The Judicial Committee of the Privy Council, has dismissed an appeal by Trevor Walker and McKenzie Frank, challenging the constitutionality of the Paradise Found Act of 2015.
The issues was whether the Appellants were, by virtue of the Paradise Found (Project) Act 2015, deprived of any right or interest in land which they enjoyed pursuant to the Barbuda Land Act 2007.The JCPC said the Board has given, the claimants have no realistic prospect of succeeding in their claim under section 9(1) of the Constitution so that the Court of Appeal was correct to strike out that claim. The Board will therefore humbly advise Her Majesty that the appeal should be dismissed
By section 3 of the Barbuda Land Act 2007 (the “Land Act”), all land in Barbuda is owned in common by the people of Barbuda, and title to that land vests in the Crown on their behalf. By section 7, the consent of Barbudans must be obtained for any major development.
The Government of Antigua and Barbuda entered into a lease agreement with Paradise Found LLC to lease land in Barbuda for the purpose of a tourism development project. The Paradise Found (Project) Act 2015 (the “2015 Act”) was passed to give effect to the lease agreement, and it provides that the Land Act does not apply to the leased land.

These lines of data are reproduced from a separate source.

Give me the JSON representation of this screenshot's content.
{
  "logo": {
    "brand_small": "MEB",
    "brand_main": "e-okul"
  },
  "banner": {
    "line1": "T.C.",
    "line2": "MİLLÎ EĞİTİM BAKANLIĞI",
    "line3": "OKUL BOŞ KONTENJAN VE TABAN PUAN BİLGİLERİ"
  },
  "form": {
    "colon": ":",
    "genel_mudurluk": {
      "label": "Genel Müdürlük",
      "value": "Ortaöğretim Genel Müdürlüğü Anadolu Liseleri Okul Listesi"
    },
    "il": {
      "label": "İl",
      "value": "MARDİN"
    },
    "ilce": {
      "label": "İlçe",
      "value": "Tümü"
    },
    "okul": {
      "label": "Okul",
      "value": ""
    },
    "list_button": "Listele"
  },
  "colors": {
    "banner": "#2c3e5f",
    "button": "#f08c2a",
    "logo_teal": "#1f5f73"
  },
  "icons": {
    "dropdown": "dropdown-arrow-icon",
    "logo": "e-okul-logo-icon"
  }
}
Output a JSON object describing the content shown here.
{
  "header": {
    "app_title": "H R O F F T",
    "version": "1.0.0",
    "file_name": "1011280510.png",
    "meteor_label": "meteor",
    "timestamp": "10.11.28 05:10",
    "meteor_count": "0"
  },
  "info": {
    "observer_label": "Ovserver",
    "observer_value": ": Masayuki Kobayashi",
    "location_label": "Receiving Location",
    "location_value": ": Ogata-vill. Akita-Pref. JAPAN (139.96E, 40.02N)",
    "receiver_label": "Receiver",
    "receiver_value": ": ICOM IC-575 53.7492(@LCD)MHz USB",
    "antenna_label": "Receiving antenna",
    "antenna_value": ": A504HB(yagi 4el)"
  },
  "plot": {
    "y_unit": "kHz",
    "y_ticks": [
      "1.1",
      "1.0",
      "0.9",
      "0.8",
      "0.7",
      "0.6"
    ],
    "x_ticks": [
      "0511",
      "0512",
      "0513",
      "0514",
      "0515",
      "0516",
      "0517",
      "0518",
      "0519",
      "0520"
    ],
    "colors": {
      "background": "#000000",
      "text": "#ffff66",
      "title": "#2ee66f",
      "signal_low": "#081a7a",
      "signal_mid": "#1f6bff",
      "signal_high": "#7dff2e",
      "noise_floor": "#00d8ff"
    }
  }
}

The Appellants are Barbudans. They filed a claim on 6 June 2016 in the High Court claiming constitutional relief and challenging the validity of the of the 2015 Act. They maintained, inter alia, that: (i) the 2015 Act constituted a compulsory acquisition of their interest in the land without compensation; (ii) the land was not acquired for public use; and (iii) the 2015 Act violated section 9 of the Constitution of Antigua and Barbuda, which protects against the deprivation of property.
On 13 September 2016, the Respondent filed an application to strike out the claim on the basis that it disclosed no cause of action against the Government under the Constitution and that it was an abuse of process.
The High Court dismissed the Respondent’s strike out application. Wilkinson J found that the claim raised issues that ought to be tried. She noted that the several sections of the 2015 Act “appear to ‘side-step’ or circumvent the requirement for the consent of the people of Barbuda for major development pursuant to the [Land Act]”. Wilkinson J also found that the Appellants had the necessary locus standi to pursue the claim on the basis that, as Barbudans, they held an interest in Barbudan land.
The Respondent’s appeal to the Court of Appeal was allowed. The Court found that the Appellants did not have a personal right of property in the leased land. Rather, the Land Act provided a scheme for the collective rights of Barbudan people as a class. Further, the Appellants lacked the necessary standing to pursue a claim for relief under section 9 of the Constitution: the rights accorded to Barbudans did not constitute interests in or rights over property for that purpose because they had no immediate entitlement to use their interest in such property without permission.